Even though I was doing a great deal of research and myth "redefinition", I still struggled to write anything with which I was comfortable.  The main female character in the bones of The Chalice, Kelat, did not fit my idea of a proper antagonist, especially after I became involved in Goddess worship.  Kelat, for me, was an ideal - a character that accepted herself for what she had become, but never lost her divine identity.  She was an archetype of Kali or the Cailleach made manifest.  I could not make her evil.  So the story languished until 1990, when I discovered Shriekback, whose song 'Deeply Lined Up' gave me my first visions of who would become the primary antagonist in the stories, Cadmus Pariah.
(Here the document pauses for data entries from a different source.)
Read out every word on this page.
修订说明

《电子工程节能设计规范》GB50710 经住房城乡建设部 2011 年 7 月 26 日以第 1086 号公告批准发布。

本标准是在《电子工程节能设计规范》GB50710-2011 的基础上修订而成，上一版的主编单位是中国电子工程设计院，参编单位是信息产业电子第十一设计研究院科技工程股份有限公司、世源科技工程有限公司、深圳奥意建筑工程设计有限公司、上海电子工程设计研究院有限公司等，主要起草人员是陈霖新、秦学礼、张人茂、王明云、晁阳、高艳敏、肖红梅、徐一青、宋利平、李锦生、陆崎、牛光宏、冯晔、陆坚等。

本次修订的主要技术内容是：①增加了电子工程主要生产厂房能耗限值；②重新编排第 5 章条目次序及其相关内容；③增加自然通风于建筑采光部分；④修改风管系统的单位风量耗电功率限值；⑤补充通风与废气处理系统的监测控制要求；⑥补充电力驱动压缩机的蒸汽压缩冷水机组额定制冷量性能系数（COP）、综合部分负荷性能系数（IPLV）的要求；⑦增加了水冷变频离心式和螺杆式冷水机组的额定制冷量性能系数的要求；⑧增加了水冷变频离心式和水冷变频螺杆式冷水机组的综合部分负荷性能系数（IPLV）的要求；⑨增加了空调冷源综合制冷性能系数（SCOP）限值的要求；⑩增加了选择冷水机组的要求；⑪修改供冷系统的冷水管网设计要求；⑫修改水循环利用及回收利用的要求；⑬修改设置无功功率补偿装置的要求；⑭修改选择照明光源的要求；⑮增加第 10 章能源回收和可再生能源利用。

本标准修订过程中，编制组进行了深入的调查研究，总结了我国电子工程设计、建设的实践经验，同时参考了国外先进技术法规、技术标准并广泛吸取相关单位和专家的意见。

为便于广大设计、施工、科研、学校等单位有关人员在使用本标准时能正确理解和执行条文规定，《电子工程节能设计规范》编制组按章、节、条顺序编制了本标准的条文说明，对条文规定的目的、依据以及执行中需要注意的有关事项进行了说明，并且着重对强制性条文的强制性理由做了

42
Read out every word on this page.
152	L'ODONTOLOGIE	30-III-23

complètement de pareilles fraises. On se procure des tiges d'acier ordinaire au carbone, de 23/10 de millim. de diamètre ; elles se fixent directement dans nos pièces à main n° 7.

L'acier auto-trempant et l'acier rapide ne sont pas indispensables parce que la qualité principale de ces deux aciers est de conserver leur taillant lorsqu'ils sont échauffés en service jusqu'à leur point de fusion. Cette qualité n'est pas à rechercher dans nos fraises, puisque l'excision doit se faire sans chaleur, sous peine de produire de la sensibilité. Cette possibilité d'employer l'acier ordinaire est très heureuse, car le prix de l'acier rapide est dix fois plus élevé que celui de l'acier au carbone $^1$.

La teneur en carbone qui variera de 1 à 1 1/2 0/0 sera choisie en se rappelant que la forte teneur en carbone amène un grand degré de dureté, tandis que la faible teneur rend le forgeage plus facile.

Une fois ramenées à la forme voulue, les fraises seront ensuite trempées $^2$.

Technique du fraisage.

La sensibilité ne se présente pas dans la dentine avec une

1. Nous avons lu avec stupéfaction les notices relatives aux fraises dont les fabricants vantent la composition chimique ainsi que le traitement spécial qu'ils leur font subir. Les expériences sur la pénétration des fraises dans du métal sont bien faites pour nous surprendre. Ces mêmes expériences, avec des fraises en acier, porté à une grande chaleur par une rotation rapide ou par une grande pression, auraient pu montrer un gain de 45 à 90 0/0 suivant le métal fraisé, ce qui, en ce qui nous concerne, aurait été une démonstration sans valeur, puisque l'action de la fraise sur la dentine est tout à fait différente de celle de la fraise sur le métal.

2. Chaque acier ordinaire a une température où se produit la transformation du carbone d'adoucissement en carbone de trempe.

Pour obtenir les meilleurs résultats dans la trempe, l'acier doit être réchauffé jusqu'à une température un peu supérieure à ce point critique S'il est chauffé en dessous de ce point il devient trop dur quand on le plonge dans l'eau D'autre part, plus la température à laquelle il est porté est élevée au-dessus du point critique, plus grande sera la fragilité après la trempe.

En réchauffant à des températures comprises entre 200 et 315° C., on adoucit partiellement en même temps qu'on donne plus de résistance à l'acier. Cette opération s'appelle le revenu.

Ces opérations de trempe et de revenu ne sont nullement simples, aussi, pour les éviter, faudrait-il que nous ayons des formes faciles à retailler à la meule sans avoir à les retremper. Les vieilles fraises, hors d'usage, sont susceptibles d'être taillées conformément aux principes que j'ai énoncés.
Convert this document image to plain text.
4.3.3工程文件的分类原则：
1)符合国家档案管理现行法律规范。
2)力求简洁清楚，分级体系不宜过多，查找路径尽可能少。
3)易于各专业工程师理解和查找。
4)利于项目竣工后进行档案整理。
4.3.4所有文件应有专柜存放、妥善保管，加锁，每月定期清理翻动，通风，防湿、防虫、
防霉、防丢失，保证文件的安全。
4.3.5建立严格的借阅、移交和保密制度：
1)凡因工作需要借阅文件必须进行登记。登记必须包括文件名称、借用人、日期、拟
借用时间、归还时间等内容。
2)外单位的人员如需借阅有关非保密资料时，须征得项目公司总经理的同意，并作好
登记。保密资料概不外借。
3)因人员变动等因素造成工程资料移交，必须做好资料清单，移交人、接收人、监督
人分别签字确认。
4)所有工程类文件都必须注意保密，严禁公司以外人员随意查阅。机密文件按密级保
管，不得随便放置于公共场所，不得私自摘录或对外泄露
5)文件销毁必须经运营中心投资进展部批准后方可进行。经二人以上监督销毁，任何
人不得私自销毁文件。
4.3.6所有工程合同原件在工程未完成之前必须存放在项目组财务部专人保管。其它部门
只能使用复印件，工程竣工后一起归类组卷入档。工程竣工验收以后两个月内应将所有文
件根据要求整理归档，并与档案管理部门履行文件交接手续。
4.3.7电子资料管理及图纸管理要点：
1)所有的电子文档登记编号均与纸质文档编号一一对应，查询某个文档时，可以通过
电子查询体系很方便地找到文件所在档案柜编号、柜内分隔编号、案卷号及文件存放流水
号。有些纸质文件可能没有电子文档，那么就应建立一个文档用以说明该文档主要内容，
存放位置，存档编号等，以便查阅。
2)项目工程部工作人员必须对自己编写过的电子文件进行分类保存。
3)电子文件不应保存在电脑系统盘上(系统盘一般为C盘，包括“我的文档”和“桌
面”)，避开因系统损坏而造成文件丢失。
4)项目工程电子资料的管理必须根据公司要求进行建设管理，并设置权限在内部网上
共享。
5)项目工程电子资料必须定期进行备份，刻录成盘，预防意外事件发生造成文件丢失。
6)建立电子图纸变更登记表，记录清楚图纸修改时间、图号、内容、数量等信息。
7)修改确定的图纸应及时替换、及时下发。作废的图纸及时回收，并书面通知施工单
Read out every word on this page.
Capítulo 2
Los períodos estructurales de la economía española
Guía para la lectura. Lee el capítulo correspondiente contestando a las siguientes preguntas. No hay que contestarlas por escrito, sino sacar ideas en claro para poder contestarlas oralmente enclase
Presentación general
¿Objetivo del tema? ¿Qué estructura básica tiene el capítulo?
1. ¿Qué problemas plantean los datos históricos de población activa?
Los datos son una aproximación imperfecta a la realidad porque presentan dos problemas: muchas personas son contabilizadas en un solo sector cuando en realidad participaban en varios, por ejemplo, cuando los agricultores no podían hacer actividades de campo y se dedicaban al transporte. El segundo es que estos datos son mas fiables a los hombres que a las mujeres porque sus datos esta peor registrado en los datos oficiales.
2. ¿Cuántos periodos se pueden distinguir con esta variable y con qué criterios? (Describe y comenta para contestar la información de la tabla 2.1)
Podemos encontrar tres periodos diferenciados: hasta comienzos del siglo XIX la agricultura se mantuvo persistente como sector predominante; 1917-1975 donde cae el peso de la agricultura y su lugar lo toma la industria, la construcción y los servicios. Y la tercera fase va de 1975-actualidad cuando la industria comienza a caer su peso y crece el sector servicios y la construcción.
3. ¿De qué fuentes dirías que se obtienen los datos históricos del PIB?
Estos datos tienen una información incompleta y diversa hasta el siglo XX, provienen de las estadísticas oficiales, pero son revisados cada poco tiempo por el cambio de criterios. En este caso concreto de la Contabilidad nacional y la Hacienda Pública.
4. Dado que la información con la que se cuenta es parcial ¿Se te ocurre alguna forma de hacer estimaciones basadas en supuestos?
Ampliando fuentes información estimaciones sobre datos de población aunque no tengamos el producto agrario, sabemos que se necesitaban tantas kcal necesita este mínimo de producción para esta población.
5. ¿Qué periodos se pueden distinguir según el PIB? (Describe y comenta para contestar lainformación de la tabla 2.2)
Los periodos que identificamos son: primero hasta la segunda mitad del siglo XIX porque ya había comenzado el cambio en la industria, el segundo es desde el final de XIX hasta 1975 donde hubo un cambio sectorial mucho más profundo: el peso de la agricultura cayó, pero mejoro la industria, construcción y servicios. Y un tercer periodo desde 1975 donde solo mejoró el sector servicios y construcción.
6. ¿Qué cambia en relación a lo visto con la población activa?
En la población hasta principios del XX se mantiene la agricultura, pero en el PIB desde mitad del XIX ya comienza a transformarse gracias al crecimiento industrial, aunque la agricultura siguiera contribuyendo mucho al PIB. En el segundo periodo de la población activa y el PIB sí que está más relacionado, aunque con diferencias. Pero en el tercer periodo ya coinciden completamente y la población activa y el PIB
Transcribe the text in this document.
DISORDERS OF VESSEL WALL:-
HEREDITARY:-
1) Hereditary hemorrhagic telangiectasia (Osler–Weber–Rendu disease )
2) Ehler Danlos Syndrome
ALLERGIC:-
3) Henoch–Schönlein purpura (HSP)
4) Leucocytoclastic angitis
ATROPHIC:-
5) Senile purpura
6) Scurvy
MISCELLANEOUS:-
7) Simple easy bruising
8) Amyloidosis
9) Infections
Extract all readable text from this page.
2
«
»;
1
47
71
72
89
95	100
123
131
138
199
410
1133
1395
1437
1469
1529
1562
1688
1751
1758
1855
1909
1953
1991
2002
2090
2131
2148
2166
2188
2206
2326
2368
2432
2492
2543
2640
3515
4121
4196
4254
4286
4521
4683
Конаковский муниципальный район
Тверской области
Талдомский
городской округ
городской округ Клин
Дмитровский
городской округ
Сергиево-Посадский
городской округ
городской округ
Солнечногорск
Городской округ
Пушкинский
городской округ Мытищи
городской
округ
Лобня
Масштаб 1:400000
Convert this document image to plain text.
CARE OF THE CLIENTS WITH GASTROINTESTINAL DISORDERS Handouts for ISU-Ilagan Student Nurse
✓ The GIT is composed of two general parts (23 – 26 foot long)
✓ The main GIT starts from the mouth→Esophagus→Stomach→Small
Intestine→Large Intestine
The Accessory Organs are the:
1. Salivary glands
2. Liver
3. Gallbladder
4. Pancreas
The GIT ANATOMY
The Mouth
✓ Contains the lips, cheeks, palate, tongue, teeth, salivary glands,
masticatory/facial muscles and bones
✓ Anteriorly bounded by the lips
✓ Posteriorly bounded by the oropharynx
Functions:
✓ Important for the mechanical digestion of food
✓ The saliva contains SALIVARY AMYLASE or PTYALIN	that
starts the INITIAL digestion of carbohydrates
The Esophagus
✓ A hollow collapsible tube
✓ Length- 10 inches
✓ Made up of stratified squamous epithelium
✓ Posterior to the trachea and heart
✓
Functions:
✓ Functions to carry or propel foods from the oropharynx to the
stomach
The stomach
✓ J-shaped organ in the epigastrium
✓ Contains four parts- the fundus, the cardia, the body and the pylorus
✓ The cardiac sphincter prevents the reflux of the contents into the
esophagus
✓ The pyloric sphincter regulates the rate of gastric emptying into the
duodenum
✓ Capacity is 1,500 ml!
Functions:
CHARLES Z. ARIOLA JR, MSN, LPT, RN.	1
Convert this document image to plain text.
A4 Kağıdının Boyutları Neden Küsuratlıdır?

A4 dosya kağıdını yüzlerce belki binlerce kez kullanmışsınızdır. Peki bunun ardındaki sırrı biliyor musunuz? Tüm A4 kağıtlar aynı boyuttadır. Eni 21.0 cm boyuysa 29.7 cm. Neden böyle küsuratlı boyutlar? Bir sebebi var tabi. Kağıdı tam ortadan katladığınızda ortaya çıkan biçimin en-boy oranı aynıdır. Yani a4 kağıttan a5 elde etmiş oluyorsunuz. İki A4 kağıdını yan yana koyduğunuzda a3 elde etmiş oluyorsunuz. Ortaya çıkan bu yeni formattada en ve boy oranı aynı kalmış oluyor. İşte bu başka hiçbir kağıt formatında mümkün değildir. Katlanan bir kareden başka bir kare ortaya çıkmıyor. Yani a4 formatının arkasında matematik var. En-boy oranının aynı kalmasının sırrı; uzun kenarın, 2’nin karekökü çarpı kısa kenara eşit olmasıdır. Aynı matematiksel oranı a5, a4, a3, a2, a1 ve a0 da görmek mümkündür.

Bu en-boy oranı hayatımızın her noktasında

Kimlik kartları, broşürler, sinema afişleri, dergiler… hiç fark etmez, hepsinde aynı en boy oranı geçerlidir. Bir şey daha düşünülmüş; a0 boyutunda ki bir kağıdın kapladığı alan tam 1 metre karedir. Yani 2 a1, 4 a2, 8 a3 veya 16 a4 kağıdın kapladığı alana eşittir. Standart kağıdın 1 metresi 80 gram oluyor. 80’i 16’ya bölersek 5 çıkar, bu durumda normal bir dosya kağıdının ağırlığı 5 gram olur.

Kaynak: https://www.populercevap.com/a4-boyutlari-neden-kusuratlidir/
Writer's Block haunted me for years, though, between 1990 and 1999, at which time I began to write Cadmus' biography, which became the chapter in The Chalice entitled 'Sui Generis'.  From there, the writing and myth-making began in earnest, and produced the first book of The Vampire Relics, which was completed in 2005.

My hope is that, when someone reads The Chalice, they are inspired to do their own research on the Vampire phenomenon and its apparent presence throughout the world, despite nations and cultures having no contact with one another at the time rumours of Vampires came to the fore, and seek to learn more about cultures like that of the Romani, as well as mystery traditions practiced by Kabbalists, Gnostics, and Cathars.  It would be heartening to hear of people leaving the book with more questions than answers, so that they might expand their knowledge and the realm of possibilities in this incomprehensible world.  And I would also be very happy to have been instrumental in the broadening of readers' musical tastes by introducing them to artists like Shriekback, Concrete Blonde, ELO, XTC, Oingo Boingo, and composers Antonin Dvoƙák and Johann Sebastian Bach.

Lastly, I hope that American readers come out of The Chalice with the realisation that America has an incredible treasure of strange tales, and a newfound interest in those legends and mysteries, like that of the Roanoke Colony and Virginia Dare.

Please enjoy The Chalice and The Vampire Relics.  Pass the tales on to those you love.  Everyone in this book and the others in the series were written to encourage people to never turn away from the Magick contained in this crazy reality we all share because, if you imagine it or believe it, whatever you believe or imagine exists on some level, and may already be imagining you back.

Even monsters like Cadmus Pariah.



Illustration for the first Vampire story I wrote in 1987, called Vasily's Kiss.